Groom of The Stool

  • Medieval Era
  • 2 mins

By Crusader1307

While by today’s standards, the Title of Groom of The Stool would not exist, it was considered not only important, but in fact – the Title Holder was looked upon as one with extreme power and trust. Held by Nobility, the Title derived around the Reign of Henry VI of England. This Gentleman was selected for the task due to his ability to remain quiet about “what” he saw. He was very much highly regarded by his King. In an Age when Royalty were not considered “mere mortals”, it was his task to maintain the cleanliness of a Kings “backsides” as well as the timely removal and disposal of any and all “debris”.
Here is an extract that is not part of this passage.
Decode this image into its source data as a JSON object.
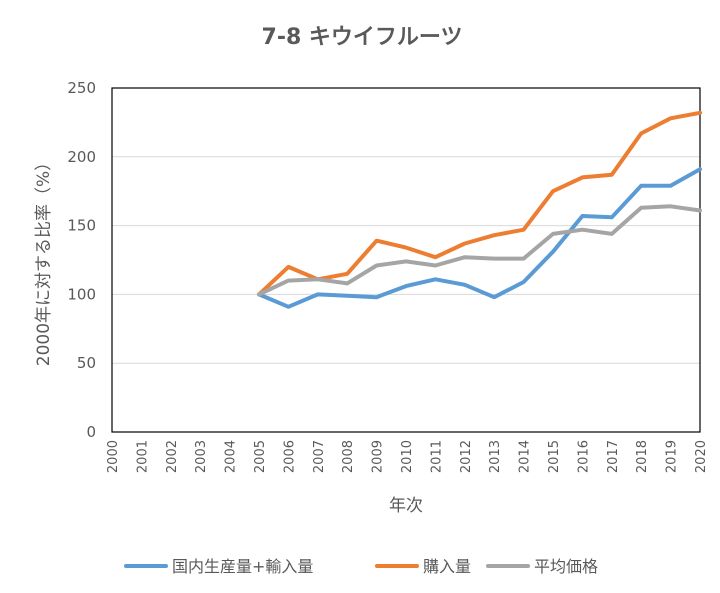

As seen with The Gaberobe System used within Medieval Castles, The Groom of The Stool also maintained a felt or velvet covered wooden box (also known as a “Stool”), upon which A King sat. A circular opening was cut in the top, with a drop top cover. Often, the rear panel was taken out, to allow a bowl to be placed inside. This also allowed some lack “of eye contact” with The Groom and King. Upon completion, the Pot was removed and suitable Abolitions of water were applied to complete the “task”. In cases of a Queen, such work was accomplished by a Lady of The Chamber – which was more closely linked to the later “Privy Chamber”. In fact the very term “Privy” (a Restroom in some Countries) would evolve from this.The Title would continue until (unusually) the mid-19th Century, with Prince Albert Victor (Wales) – who was the known last to have a Groomsman who handled such a task (although to be sure it was while The Prince was a Child).